Reste à savoir comment Ferrari aurait pu inspirer la “Besti Flokkurin”. « Bien sûr, je ne demande rien royalties, mais en 2008, j’avais utilisé mon blog pour un jeu de rebond avec des blogs islandais populaires. Une “chaîne” avec laquelle je pourrais me profiler là aussi”.
En effet, le post, que vous retrouvez ici, a plutôt bien fonctionné, obtenant 110 réponses, dont de nombreux Islandais. “Quelqu’un l’a pris, certains ont joué le jeu, mais c’était très amusant et mon blog a eu beaucoup de succès en Islande. Qui sait si la graine n’a pas été semée à cette occasion.”
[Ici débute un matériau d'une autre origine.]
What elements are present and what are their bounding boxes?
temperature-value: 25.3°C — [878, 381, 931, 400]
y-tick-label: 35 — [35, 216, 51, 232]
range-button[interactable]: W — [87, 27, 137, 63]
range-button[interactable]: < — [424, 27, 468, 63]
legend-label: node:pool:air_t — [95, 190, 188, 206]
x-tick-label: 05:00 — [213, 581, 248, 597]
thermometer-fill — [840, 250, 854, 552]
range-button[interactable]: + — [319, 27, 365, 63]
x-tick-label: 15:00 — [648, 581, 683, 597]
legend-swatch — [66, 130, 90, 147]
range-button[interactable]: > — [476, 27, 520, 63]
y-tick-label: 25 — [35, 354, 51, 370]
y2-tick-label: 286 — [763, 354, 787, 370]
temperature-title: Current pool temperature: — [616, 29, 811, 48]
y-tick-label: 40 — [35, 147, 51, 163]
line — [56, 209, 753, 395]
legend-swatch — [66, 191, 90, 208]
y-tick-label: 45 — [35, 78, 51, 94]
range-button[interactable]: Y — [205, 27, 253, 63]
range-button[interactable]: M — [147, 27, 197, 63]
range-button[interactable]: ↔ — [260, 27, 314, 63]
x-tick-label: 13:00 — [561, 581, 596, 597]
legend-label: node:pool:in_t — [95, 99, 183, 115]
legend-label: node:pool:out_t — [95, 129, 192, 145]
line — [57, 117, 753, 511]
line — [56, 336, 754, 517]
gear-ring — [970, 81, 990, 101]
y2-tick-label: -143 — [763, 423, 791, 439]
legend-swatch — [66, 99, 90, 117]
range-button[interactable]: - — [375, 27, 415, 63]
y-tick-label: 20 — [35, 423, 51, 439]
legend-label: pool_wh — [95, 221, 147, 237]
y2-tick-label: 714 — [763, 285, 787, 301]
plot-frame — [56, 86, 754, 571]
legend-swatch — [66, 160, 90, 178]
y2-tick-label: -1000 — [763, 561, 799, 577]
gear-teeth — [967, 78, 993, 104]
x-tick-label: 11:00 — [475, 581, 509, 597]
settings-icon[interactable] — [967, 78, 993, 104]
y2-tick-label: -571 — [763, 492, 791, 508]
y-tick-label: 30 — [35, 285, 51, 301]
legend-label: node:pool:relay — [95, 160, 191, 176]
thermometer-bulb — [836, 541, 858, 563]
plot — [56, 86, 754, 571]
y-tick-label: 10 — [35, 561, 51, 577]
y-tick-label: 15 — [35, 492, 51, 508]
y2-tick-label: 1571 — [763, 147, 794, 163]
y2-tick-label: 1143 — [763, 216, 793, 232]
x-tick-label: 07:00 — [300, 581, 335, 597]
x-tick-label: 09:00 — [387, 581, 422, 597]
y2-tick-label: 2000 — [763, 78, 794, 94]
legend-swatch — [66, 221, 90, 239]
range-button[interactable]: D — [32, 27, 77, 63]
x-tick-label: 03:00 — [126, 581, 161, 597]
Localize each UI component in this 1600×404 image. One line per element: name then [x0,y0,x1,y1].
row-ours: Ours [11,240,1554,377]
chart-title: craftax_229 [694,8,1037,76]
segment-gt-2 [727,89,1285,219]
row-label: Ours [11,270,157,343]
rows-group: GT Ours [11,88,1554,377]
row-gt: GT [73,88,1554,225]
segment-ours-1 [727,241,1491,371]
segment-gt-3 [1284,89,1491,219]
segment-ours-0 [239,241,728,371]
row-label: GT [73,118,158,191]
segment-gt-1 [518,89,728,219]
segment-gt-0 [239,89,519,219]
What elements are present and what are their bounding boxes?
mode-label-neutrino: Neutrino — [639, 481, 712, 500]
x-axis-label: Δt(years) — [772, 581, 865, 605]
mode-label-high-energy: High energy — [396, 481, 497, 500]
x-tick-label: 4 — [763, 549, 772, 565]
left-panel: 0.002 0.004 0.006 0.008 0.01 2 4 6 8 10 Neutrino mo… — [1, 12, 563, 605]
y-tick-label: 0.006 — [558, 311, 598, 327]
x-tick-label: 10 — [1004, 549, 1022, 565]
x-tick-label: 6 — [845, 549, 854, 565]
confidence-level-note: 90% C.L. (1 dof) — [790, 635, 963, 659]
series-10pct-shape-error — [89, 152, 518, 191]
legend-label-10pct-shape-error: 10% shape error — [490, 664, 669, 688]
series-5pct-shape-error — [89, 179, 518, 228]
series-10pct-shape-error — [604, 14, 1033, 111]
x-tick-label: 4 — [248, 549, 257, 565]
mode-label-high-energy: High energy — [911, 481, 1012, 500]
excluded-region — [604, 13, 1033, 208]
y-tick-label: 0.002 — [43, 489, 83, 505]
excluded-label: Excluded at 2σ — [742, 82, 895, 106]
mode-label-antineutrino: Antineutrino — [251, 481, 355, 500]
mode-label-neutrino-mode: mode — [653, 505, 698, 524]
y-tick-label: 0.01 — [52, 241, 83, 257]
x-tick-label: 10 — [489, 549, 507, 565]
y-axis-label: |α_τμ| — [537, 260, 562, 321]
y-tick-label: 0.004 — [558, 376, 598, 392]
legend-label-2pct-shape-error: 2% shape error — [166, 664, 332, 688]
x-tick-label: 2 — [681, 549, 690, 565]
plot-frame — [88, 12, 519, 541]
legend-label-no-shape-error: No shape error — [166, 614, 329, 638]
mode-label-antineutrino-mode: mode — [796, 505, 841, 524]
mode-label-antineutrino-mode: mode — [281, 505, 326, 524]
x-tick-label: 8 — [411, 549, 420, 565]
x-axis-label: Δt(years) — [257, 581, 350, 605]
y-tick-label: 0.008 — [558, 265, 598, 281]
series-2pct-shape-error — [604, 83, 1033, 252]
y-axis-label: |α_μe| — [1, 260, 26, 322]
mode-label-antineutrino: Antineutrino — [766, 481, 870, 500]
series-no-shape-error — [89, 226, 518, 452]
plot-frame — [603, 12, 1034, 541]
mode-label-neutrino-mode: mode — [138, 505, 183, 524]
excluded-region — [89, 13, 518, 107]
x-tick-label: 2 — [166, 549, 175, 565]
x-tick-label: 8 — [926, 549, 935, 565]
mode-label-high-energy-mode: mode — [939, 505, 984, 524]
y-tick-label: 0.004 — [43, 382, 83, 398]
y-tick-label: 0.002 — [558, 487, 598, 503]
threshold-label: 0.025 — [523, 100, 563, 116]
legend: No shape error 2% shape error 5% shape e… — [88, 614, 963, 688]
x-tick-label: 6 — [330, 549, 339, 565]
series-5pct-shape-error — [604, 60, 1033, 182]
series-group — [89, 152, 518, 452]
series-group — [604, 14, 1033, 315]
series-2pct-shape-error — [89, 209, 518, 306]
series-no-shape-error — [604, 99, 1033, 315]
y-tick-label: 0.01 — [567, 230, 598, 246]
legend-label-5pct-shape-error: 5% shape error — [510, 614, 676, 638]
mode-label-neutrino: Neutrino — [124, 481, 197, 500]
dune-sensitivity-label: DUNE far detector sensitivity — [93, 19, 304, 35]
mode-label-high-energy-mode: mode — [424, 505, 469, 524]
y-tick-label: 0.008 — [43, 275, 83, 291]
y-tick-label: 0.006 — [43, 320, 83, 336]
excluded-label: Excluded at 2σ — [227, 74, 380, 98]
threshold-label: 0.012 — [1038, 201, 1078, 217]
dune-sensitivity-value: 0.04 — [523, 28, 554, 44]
Après avoir dit les graines, il ne reste plus qu’une conclusion sur les fruits. Voici comment Constantin Seibt, envoyé du Tages-Anzeiger suisse, a évalué l’héritage des “Besti flokkurinn”: “Le bilan de quatre ans de gouvernement est quelque peu inattendu. Ils ont rétabli les finances, laissé des discours mémorables, quelques dizaines de kilomètres à vélo des sentiers, un plan de transports en commun, une nouvelle organisation scolaire dont personne ne se plaint ont financé de nombreux jeunes artistes et le tourisme a augmenté de 20% par an… Reykjavik est devenue une ville relaxante et dynamique.
“Pour nous – conclut Ferrari – c’était difficile de régner avec 0,5%”, mais avant de revenir à Laives, il a promis de jeter un œil à la vidéo de sa participation à “Fatti Vostri” avec Giancarlo Magalli. Il est particulièrement curieux de la chanson qu’il a dédiée à Maurizio Costanzo en 1993.
Ci-dessous est suggéré une fois de plus, ne serait-ce que pour montrer Oscar Ferrari avec ses cheveux sur la tête.